Rally Obedience ROB
Rally Obedience ROB
Bei der Sportart Rally Obedience stehen die perfekte Kommunikation und die partnerschaftliche
Zusammenarbeit des Mensch-Hund-Teams im Vordergrund. Seit 2015 in Österreich, ist es noch eine
recht junge Sportart. Sie kommt aus Amerika und wurde dort vor einigen Jahren von Charles "Bud"
Kramer entwickelt. Während diese Sportart in Amerika schon weit verbreitet ist, erobert sie in
Österreich und Europa derzeit eine große Anhängerschaft. Sie ist für Jung, Alt, Groß und
Klein, mit und ohne Handicap geeignet und besteht aus Teamwork, Aufmerksamkeit und
Freude um gemeinsam Aufgaben zu erarbeiten.
Und so funktioniert es:

RO Schild (3)

RO Schild (1)

RO Schild (2)
Es wird ein Parcours aus mehreren Stationen gebaut. Die Stationen bestehen aus Schildern, die dem
jeweiligen Team angeben, was zu tun ist und in welche Richtung es weitergeht.
Der Hundeführer nimmt nun seinen Hund bei Fuß und arbeitet den Parcours mit dem Hund
möglichst schnell und präzise ab.
Das Schöne an diesem Sport ist, Hund und Mensch dürfen während ihrer Arbeit ständig
miteinander kommunizieren.
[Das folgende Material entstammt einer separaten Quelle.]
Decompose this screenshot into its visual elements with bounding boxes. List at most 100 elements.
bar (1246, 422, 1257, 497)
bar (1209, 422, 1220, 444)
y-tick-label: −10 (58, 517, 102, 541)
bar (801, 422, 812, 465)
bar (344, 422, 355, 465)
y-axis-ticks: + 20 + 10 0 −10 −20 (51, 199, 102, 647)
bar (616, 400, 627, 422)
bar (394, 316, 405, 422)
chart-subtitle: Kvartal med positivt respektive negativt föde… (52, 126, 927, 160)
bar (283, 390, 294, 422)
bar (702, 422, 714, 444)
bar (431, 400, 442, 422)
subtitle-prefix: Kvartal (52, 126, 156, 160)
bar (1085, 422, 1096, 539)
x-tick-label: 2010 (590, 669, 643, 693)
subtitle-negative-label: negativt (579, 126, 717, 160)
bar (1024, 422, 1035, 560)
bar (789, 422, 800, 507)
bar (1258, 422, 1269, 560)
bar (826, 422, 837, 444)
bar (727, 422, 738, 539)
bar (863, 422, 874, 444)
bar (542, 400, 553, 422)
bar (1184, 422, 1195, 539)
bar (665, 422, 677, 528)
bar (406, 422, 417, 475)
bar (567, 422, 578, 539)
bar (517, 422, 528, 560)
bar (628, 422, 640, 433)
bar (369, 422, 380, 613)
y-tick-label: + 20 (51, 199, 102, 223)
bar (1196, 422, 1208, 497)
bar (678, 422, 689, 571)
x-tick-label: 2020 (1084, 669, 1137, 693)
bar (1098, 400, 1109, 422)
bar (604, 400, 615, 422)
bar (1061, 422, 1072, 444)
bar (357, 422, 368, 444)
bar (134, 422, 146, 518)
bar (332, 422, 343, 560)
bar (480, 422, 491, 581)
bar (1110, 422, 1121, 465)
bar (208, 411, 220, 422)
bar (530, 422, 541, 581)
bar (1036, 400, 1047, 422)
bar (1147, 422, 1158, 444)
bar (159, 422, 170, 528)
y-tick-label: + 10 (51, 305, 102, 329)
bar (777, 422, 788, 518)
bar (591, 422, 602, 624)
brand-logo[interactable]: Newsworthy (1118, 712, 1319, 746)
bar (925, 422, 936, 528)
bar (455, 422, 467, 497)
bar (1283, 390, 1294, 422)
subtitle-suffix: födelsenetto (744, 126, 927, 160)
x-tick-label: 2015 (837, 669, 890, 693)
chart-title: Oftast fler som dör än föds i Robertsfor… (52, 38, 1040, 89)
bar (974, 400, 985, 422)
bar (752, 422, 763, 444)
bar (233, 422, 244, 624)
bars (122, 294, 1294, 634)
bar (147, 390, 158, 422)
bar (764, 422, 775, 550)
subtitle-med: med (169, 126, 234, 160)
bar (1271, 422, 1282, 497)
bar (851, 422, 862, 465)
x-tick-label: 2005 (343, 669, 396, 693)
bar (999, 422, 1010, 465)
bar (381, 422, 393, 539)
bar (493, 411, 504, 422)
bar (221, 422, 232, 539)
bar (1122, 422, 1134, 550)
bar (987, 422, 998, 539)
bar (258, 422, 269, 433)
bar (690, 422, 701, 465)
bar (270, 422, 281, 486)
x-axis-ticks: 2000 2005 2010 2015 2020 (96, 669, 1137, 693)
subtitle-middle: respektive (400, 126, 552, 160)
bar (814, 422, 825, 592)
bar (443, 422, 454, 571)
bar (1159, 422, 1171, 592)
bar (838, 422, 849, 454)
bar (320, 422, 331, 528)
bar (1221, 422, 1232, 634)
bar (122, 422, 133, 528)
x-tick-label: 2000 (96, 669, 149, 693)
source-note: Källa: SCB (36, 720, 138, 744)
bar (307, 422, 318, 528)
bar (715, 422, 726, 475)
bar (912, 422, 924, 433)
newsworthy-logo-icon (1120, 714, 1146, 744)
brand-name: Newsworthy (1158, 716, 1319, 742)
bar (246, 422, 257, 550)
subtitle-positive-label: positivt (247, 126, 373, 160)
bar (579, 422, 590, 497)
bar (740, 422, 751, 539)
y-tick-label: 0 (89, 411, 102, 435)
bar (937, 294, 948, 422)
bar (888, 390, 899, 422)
Der Hund darf jederzeit angesprochen, motiviert und gelobt
werden.
Man findet im Parcours Übungen wie Sitz, PIatz, Steh, aber auch Kombinationen aus diesen
Elementen.
Es gibt Richtungsänderungen um 90°, 180° und 270° nach rechts und links, außerdem 360°
Kreise. Andere Stationen fordern z.B. auf, einen Slalom um Kegeln zu machen oder den
Hund über eine Hürde voraus zu senden oder abzurufen. Es fehlen natürlich auch nicht die
so genannten Bleib- oder Abrufübungen. Eine Besonderheit dürfte auch die Übung zur
Futterverweigerung sein, bei der das Team an gefüllten Futternäpfen vorbei gehen muss,
ohne dass der Hund sich bedient.
Bewertet wird nach Punkten und Zeit.